Sport aus der Region Regensburg 12.10.2012, 22:27 Uhr

Ein ganz lockerer EVR-Derbysieg

Äußerst Harmlose Gäste aus Deggendorf präsentieren sich beim völlig verdienten Regensburger 6:1-Heimsieg auch nach einem Trainerwechsel ohne Feuer. Über 1600 Zuschauer sehen den EVR-Kantersieg in der Donaurena.

Der EVR hatte gegen Deggendorf keine Probleme. Foto: Schmeilzl

Der EVR hatte gegen Deggendorf keine Probleme. Foto: Schmeilzl

Von Claus-Dieter Wotruba, MZ

REGENSBURG. Lockerer Aufgalopp für den EV Regensburg in das Wochenende in der Eishockey-Oberliga: Beim 6:1 (3:0, 3:0, 0:1) hatten die Oberpfälzer wenig Mühe, um vor 1603 Zuschauern den harmlosen Gast aus Deggendorf klar in die Schranken zu weisen. Die Prüfung im zweiten Derby am Sonntag um 18.30 Uhr beim in Klostersee siegreichen Neuling Weiden sollte um einiges härter ausfallen.

Wie würde sich das so schlecht gestartete Deggendorf nach der überraschenden Trennung von Trainer Rudi Sternkopf präsentieren? Das war die Frage. Zehn Minuten lang sah es so aus, als könne Interimscoach Eduard Uvira in seinem ersten Spiel etwas bewirken – zumal, als Martin Ancicka wegen eines Checks gegen den Kopf für zwei plus zehn Strafminuten auf die Strafbank geschickt wurde. Sepp Menauer, der das Spiel als Sturmführer für Bogdan Selea und den Straubinger DEL-Gast Bernhard Keil begonnen hatte, vertrat den EVR-Kapitän derweil in der Defensive.

Das Gäste-Powerplay sah übrigens gut aus, brachte aber nichts ein. Und wenige Sekunden, nachdem das Regensburger Team von Trainer Leos Sulak wieder komplett war, fiel das 1:0. Beim Schuss von Michael Welter war Fire-Schlussmann Sandro Agricola die Sicht verdeckt, Keil bekam neben Menauer eine Vorlage gutgeschrieben.
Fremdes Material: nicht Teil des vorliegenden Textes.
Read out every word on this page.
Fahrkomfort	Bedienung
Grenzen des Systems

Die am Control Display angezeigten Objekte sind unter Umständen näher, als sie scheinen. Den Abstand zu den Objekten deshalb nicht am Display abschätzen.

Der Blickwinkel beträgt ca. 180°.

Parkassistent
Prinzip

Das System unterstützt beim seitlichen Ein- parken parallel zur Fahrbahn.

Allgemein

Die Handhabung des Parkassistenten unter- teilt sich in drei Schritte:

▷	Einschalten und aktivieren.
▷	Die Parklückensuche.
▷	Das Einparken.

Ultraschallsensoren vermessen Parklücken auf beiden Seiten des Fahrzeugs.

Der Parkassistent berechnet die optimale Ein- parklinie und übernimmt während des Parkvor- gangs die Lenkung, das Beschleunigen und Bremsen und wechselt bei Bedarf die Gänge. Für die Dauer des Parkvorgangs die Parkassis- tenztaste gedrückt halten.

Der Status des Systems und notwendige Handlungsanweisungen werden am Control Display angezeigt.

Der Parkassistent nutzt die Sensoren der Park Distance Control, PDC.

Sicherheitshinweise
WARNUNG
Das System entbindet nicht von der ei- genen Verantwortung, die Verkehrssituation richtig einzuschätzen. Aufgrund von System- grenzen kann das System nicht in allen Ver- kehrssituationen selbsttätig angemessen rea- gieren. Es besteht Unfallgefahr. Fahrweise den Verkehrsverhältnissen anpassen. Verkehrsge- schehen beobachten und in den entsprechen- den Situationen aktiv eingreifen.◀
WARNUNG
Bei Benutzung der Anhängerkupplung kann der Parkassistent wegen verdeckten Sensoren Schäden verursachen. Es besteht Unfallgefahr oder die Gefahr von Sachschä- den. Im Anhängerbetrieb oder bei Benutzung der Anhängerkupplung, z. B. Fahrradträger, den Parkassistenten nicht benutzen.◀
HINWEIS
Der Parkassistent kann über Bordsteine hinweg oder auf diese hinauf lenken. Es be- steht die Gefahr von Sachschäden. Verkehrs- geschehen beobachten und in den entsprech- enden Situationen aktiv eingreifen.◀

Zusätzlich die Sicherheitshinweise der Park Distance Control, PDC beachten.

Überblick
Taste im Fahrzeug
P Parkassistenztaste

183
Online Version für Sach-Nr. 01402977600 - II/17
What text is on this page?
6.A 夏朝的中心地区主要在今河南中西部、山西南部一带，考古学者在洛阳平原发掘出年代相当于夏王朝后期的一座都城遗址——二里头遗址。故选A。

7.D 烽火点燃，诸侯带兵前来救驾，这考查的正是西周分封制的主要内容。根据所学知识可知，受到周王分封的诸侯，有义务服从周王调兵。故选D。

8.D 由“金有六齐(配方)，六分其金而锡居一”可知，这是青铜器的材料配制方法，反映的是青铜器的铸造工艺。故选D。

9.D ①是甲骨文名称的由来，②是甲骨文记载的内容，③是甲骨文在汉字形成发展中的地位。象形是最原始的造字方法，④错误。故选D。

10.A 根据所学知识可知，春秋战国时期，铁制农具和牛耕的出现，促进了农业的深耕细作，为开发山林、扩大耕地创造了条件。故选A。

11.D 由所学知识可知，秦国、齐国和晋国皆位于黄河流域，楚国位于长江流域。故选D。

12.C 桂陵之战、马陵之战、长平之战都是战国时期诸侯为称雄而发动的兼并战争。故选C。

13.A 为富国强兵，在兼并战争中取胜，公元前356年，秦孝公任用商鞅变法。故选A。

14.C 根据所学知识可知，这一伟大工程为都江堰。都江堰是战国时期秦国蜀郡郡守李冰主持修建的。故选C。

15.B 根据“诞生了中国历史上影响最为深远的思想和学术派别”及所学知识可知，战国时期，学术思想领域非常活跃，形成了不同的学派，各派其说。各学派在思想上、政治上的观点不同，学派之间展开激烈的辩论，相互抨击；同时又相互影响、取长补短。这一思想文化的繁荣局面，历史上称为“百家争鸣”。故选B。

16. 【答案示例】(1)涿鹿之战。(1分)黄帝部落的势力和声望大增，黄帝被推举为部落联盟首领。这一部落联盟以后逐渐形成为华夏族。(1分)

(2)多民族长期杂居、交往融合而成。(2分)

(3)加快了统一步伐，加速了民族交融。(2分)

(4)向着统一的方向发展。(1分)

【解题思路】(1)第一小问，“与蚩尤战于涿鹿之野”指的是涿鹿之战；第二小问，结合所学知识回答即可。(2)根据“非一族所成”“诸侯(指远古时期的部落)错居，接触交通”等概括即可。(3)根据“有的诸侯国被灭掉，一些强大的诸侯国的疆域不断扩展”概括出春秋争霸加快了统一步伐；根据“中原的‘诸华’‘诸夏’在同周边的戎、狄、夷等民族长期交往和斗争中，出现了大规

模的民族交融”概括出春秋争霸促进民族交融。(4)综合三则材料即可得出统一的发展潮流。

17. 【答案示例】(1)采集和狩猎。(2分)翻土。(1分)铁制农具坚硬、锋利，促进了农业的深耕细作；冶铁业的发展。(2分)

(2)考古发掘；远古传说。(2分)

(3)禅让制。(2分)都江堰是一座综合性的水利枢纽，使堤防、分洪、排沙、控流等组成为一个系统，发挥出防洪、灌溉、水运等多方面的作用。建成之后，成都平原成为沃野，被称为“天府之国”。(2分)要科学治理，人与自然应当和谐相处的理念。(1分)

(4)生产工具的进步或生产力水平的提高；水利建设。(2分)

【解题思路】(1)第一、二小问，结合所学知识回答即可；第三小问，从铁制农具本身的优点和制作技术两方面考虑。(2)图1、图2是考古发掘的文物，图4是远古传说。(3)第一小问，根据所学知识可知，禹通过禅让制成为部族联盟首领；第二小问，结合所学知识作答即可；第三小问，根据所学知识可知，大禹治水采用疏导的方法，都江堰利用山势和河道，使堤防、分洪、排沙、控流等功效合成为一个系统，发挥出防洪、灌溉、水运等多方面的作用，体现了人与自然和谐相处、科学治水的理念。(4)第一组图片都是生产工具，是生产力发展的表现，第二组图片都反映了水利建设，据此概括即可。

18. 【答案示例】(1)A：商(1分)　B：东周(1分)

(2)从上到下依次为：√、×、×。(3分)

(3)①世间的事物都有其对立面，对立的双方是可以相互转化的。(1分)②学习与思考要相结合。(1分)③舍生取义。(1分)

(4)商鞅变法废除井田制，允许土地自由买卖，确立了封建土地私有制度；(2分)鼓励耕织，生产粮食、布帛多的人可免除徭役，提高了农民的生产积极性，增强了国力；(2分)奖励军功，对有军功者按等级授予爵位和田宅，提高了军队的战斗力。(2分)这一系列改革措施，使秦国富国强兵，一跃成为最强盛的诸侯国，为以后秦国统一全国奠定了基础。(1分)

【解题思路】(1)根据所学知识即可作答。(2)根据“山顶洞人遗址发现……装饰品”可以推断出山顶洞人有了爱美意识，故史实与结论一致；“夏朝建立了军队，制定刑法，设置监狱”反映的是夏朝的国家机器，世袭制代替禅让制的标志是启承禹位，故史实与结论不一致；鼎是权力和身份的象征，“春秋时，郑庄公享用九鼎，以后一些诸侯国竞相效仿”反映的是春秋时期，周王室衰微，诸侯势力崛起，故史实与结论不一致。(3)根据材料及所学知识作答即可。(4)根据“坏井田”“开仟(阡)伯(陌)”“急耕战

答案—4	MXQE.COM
Ein bisschen mehr als zwei Minuten später marschierte John Sicinski mit einem feinen Solo durch eine Abwehr ohne Gegenwehr (13.). Und spätestens Andreas Feuereckers Schlagschuss sorgte für neues Feuer in der Fire-Krise (18.). Dazwischen rettete Cinibulk bei einem Break gegen Andrew Schembri – mehr war aber auch nicht.

Die niederbayerischen Gäste sorgten höchstens mit ein paar kleinen Rauheiten vor dem Tor für Aufmerksamkeit. Ansonsten ging das Spiel auch im zweiten Abschnitt im gleichen Rhythmus weiter wie im ersten. Bei angezeigter Strafe für Fire-Stürmer Stephan Stiebinger drückte Marcel Brandt in der 30. Minute die Scheibe fein vorbereitet von Sicinski über die Linie. 70 Sekunden später traf Andreas Pielmeier trocken. Noch einmal Sicinski sorgte für den Stand nach 40 Minuten (38.). Deggendorfs Gegenwehr erschöpfte sich auf ein Minimalprogramm. Nicht einmal 33 Sekunden mit zwei Mann weniger brachten die Regensburger in größere Nöte. Im Gegenteil: Bei vier gegen fünf fuhren Martin Ancicka und Petr Fical im Duett einen gefährlichen Konter, erst im Gegenzug tat Nicolas Sochatsky selbiges – und scheiterte dabei am stets aufmerksamen Martin Cinibulk.

Anders als in den ersten beiden Dritteln aber fiel diesmal in der zweiten Hälfte des letzten Abschnitts keine EVR-Tore mehr – auch, weil der die Gastgeber vier Strafzeiten kassierten und dabei Martin Cinibulks der Shut-out durch die Lappen ging, als Ancicka draußen saß und Thomas Vogl in Überzahl traf (54.).